Crise nos Correios Paralisa Exportações do Agronegócio e Acende Alerta no Congresso

Uma grave crise operacional nos Correios está provocando sérios prejuízos ao setor do agronegócio brasileiro, paralisando exportações e gerando um estado de alerta entre parlamentares no Congresso Nacional. O problema, que se arrasta há semanas, ganhou proporções alarmantes nas últimas 48 horas e coloca em risco negócios milionários que dependem da logística postal para o escoamento de produtos, documentações e amostras comerciais destinadas ao mercado internacional.

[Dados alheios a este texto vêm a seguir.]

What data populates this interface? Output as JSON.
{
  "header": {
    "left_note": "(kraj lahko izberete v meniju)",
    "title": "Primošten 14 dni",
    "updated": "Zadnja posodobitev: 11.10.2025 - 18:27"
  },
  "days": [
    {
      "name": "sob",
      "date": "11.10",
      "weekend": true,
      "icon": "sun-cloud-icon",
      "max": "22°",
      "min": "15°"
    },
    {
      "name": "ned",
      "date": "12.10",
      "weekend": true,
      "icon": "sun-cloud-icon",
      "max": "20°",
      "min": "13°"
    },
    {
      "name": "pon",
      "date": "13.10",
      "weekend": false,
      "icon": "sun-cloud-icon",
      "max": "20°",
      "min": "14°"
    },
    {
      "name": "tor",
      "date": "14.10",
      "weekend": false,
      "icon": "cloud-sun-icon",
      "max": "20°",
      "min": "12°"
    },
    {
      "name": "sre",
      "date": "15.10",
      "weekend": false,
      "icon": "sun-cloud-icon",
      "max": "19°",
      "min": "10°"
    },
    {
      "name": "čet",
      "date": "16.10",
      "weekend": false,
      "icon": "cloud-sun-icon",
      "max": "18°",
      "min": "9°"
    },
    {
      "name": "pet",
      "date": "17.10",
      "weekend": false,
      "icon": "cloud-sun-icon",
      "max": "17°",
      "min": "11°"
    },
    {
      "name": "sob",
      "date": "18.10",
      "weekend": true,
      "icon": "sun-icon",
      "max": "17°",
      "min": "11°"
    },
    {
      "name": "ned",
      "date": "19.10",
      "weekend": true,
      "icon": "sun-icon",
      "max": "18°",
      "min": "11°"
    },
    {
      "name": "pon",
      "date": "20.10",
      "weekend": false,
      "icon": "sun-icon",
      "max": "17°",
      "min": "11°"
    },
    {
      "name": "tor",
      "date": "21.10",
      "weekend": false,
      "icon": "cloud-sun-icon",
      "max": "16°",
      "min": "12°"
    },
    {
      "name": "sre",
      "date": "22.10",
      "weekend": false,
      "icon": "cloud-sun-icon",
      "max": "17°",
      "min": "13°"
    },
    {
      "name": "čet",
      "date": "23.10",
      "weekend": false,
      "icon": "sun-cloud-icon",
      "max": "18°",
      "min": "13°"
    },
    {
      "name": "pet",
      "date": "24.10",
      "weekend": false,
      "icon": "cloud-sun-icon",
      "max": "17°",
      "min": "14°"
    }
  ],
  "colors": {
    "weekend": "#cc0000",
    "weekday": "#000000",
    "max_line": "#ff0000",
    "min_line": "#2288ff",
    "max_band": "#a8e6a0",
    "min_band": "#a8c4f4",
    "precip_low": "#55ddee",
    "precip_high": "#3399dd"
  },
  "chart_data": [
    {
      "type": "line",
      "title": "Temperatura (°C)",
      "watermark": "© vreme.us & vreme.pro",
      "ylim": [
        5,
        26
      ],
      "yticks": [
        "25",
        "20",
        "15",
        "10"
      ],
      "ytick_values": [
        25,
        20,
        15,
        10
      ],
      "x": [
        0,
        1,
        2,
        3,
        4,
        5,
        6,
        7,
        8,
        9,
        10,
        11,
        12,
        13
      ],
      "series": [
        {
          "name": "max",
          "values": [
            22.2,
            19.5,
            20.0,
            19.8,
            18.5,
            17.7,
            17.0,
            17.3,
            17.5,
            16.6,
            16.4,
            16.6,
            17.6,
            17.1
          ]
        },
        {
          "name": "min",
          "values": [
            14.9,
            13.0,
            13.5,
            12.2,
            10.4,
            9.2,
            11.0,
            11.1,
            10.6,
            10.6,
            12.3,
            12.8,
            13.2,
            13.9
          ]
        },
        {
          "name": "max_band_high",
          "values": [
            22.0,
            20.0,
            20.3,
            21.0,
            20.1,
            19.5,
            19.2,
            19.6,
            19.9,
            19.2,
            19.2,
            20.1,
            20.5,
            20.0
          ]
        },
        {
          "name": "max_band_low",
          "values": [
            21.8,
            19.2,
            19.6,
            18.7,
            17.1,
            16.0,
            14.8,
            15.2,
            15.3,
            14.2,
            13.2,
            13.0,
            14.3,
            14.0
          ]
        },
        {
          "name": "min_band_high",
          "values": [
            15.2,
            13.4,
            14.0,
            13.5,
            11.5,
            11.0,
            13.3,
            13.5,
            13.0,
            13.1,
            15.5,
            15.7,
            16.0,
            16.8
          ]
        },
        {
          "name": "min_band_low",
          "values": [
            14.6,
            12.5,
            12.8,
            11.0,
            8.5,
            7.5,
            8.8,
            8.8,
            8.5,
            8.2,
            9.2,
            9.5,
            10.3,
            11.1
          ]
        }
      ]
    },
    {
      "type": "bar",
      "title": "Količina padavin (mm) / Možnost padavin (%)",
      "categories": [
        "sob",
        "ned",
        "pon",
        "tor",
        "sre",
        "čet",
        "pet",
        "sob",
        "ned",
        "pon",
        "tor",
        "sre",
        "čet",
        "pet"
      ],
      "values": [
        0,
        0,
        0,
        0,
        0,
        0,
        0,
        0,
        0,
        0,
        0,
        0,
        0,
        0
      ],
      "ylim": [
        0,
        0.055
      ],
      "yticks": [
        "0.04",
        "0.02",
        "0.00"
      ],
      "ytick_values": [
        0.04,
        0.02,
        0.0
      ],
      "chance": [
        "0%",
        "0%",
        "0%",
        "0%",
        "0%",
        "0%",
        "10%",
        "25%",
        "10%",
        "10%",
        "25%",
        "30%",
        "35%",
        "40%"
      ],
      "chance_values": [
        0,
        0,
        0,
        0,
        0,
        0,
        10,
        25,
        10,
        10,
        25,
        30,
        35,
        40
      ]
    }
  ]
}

Segundo relatos de exportadores e associações do setor, atrasos de até 30 dias no processamento de encomendas internacionais têm comprometido contratos firmados com parceiros comerciais na Europa, na Ásia e na América do Norte. Produtores de café, cacau, mel, especiarias e outros produtos de alto valor agregado relatam que amostras enviadas a potenciais compradores simplesmente não chegam ao destino ou ficam retidas sem qualquer previsão de entrega.

“Estamos perdendo negócios importantes. Um comprador alemão cancelou uma reunião de negócios porque nunca recebeu as amostras do nosso café especial. Isso representa não apenas um prejuízo imediato, mas um dano enorme à nossa reputação no exterior”, afirmou Carlos Henrique Marques, produtor rural de Minas Gerais e membro da Associação Brasileira de Exportadores de Café Especial.

Congresso Pressiona por Respostas

A situação chegou aos corredores do Congresso Nacional com força total nesta semana. Um grupo de senadores e deputados de diferentes partidos protocolou, na última quinta-feira, um requerimento de urgência para a convocação do presidente dos Correios, Marco Aurélio Pereira, para prestar esclarecimentos à Comissão de Infraestrutura do Senado. Os parlamentares querem entender as causas da crise, os planos de contingência adotados e o prazo para normalização dos serviços.

O senador Rodrigo Figueiredo, relator do requerimento, foi enfático ao cobrar respostas. “Os Correios são uma empresa pública estratégica. Não podemos admitir que a ineficiência operacional de uma estatal coloque em xeque a competitividade do nosso agronegócio, que é uma das principais fontes de divisas do país. O Congresso não vai se omitir diante desse cenário”, declarou o parlamentar em pronunciamento no plenário do Senado neste domingo, 16 de agosto de 2026.

O Que Está Por Trás da Crise

Fontes internas dos Correios apontam uma combinação de fatores como responsáveis pelo colapso logístico: a defasagem tecnológica nos centros de triagem, o número reduzido de funcionários em razão de aposentadorias não repostas e gargalos alfandegários gerados por mudanças recentes na legislação de comércio exterior. A direção da empresa reconheceu publicamente as dificuldades, mas garantiu que medidas emergenciais estão sendo implementadas.

Enquanto isso, entidades como a Confederação da Agricultura e Pecuária do Brasil (CNA) e a Associação Brasileira do Agronegócio (Abag) enviaram ofícios ao Ministério das Comunicações e ao Ministério da Agricultura exigindo uma solução imediata. Para os especialistas ouvidos pelo Mundo Agora, cada dia de atraso representa não apenas perdas financeiras concretas, mas também um enfraquecimento da imagem do Brasil como parceiro comercial confiável no mercado global.

A crise nos Correios expõe uma ferida antiga: a falta de investimentos estruturais em infraestrutura logística pública. O Brasil, que se orgulha de ser uma potência do agronegócio, não pode depender de uma empresa estatal em colapso para sustentar sua inserção no comércio internacional. A resposta do governo — e do Congresso — nas próximas semanas dirá muito sobre as prioridades reais do país.